Pool separation reduces noisy neighbors, while DaemonSets like Cilium and Fluent-bit run
everywhere. High availability is a dial that can be enabled for control planes as the
platform grows.
Zero-Downtime Rolling Updates
Critical platform components use maxUnavailable: 0 in their rolling update strategy to
ensure service continuity during updates.
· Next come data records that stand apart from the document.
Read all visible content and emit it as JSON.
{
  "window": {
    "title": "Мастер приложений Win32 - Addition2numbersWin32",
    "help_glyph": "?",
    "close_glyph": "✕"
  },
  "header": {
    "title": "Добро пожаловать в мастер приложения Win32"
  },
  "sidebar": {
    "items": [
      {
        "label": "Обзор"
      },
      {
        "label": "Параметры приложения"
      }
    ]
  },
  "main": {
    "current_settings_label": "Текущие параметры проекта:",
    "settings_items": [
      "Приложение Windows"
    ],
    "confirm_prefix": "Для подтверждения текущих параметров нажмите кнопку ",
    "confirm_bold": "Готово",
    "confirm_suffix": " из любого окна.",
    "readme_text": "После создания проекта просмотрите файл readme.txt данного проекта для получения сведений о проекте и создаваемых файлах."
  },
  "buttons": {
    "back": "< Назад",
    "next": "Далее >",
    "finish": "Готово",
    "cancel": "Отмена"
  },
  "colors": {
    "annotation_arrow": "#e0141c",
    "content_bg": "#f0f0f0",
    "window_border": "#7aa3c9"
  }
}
This forces Kubernetes to create the new pod
and wait for it to be ready before terminating the old one.
Why not apply everywhere?
Requiring zero unavailability has trade-offs:
| Consideration | Impact |
|---|---|
| Resource overhead | Needs headroom for surge pods during updates |
| Scheduler complexity | Must find capacity for both old and new pods simultaneously |
| Update latency | Updates take longer since we wait for full readiness |
For non-critical components (dashboards, reports, scans), a brief interruption is acceptable and allows the scheduler to work more efficiently.
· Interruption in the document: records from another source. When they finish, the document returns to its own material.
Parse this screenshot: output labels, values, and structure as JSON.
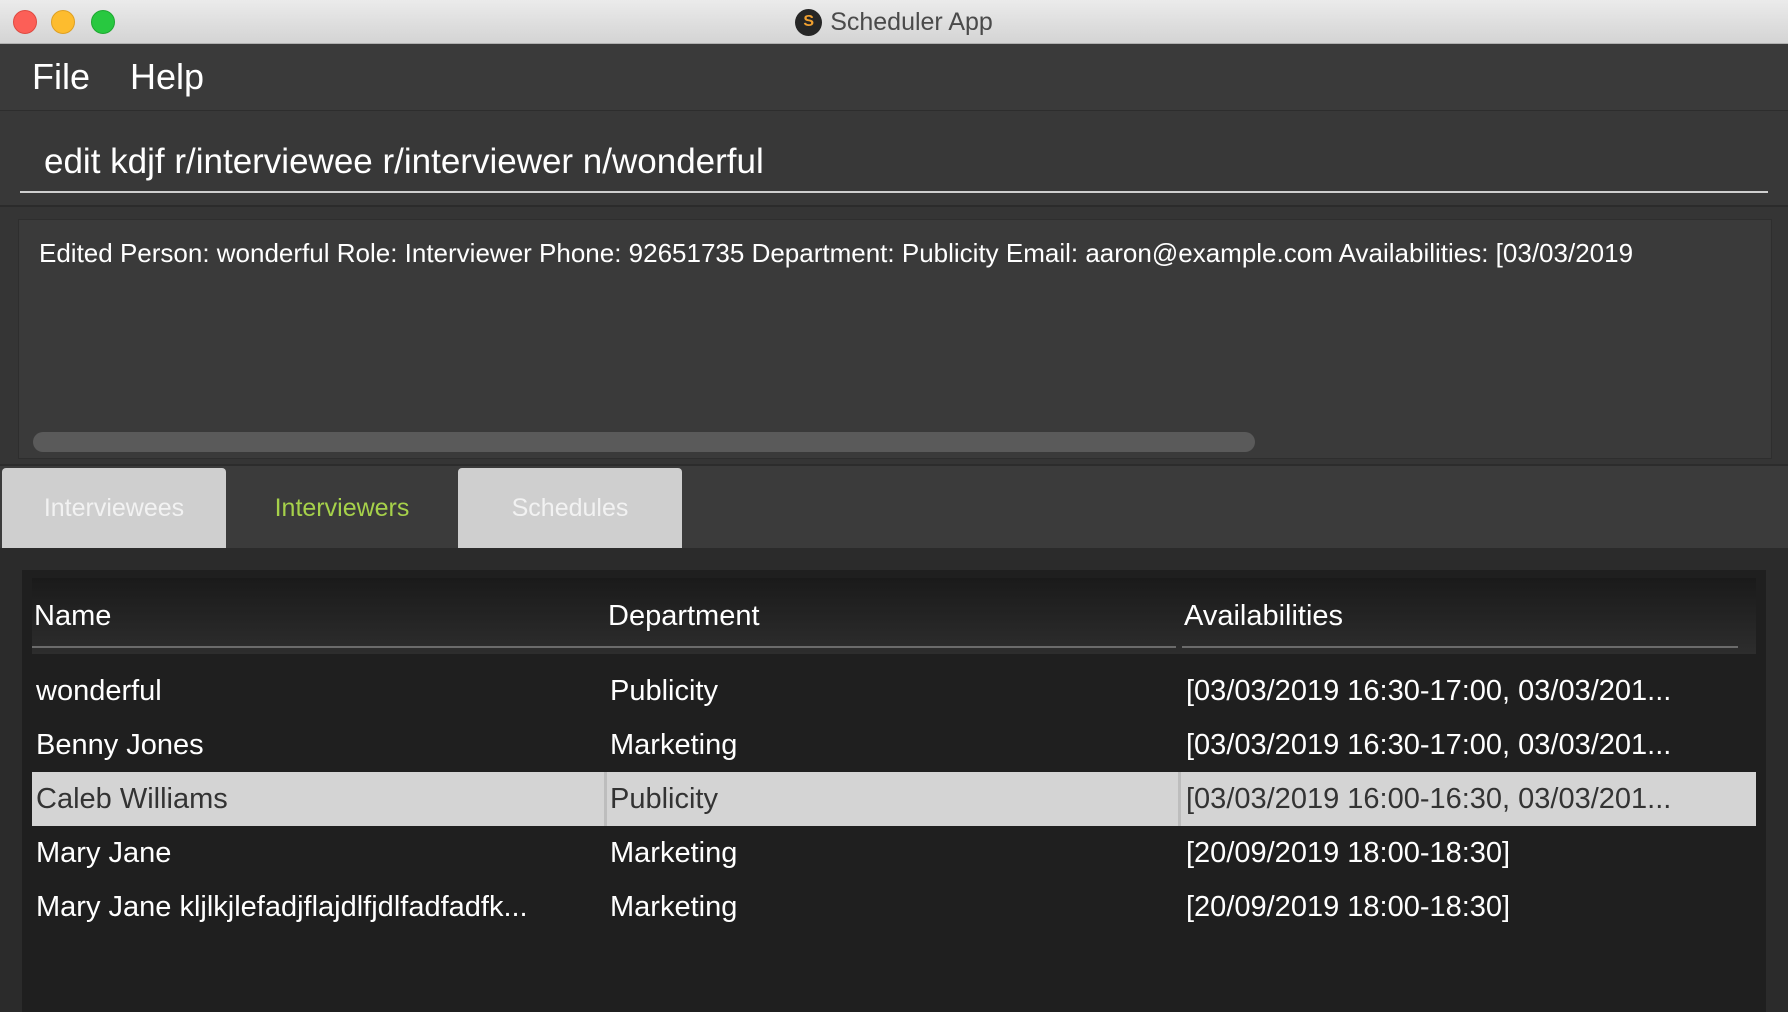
{
  "window": {
    "title": "Scheduler App",
    "app_icon_letter": "S"
  },
  "menu": {
    "file": "File",
    "help": "Help"
  },
  "command": {
    "value": "edit kdjf r/interviewee r/interviewer n/wonderful"
  },
  "result": {
    "text": "Edited Person: wonderful Role: Interviewer Phone: 92651735 Department: Publicity Email: aaron@example.com Availabilities: [03/03/2019"
  },
  "tabs": [
    {
      "label": "Interviewees",
      "active": false
    },
    {
      "label": "Interviewers",
      "active": true
    },
    {
      "label": "Schedules",
      "active": false
    }
  ],
  "table": {
    "columns": [
      "Name",
      "Department",
      "Availabilities"
    ],
    "rows": [
      {
        "name": "wonderful",
        "department": "Publicity",
        "availabilities": "[03/03/2019 16:30-17:00, 03/03/201..."
      },
      {
        "name": "Benny Jones",
        "department": "Marketing",
        "availabilities": "[03/03/2019 16:30-17:00, 03/03/201..."
      },
      {
        "name": "Caleb Williams",
        "department": "Publicity",
        "availabilities": "[03/03/2019 16:00-16:30, 03/03/201...",
        "selected": true
      },
      {
        "name": "Mary Jane",
        "department": "Marketing",
        "availabilities": "[20/09/2019 18:00-18:30]"
      },
      {
        "name": "Mary Jane kljlkjlefadjflajdlfjdlfadfadfk...",
        "department": "Marketing",
        "availabilities": "[20/09/2019 18:00-18:30]"
      }
    ]
  },
  "colors": {
    "active_tab_text": "#a6d14a",
    "selected_row_bg": "#d4d4d4",
    "background": "#3b3b3b"
  }
}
Components with Zero-Downtime Strategy
These workloads use maxUnavailable: 0 because their unavailability would block
platform operations:
| Component | Why Critical |
|---|---|
| Cilium Operator | CNI reconciliation stops → network policies don’t update |
| Vault | Secret source of truth → all secret syncs fail |
| ArgoCD (all) | GitOps engine → deployments stop, UI/API unavailable |
| Cert-Manager | Certificate automation stops → TLS renewals fail |
| External Secrets | Secret sync stops → workloads can’t get credentials |
| Kyverno Admission | Policy enforcement stops → deployments may be blocked |
| Argo Workflows Controller | Workflow execution stops → CI/CD pipelines stall |
| Argo Events Controller | Event mesh stops → no reactive automation |
Components that Accept Brief Downtime
These workloads use default rolling update strategy (typically maxUnavailable: 25%) as
a trade-off for simpler scheduling:
| Component | Rationale |
|---|---|
| Grafana | Visualization only, no data loss |
| Policy Reporter | Compliance dashboards, reports regenerate |
| Prometheus | Metrics buffered, brief gap acceptable |
| Loki | Logs buffered by Fluent-bit |
| SonarQube | Analysis can wait, stateful data persists |
| Trivy Operator | Scans can be delayed |
| Argo Workflows Server | UI only, controller keeps workflows running |
| Kyverno Background/Cleanup | Non-blocking operations |
Configuration Pattern
Zero-downtime strategy in Helm values:
deploymentStrategy: type: RollingUpdate rollingUpdate: maxUnavailable: 0 maxSurge: 1For StatefulSets (like Vault), use updateStrategyType: RollingUpdate.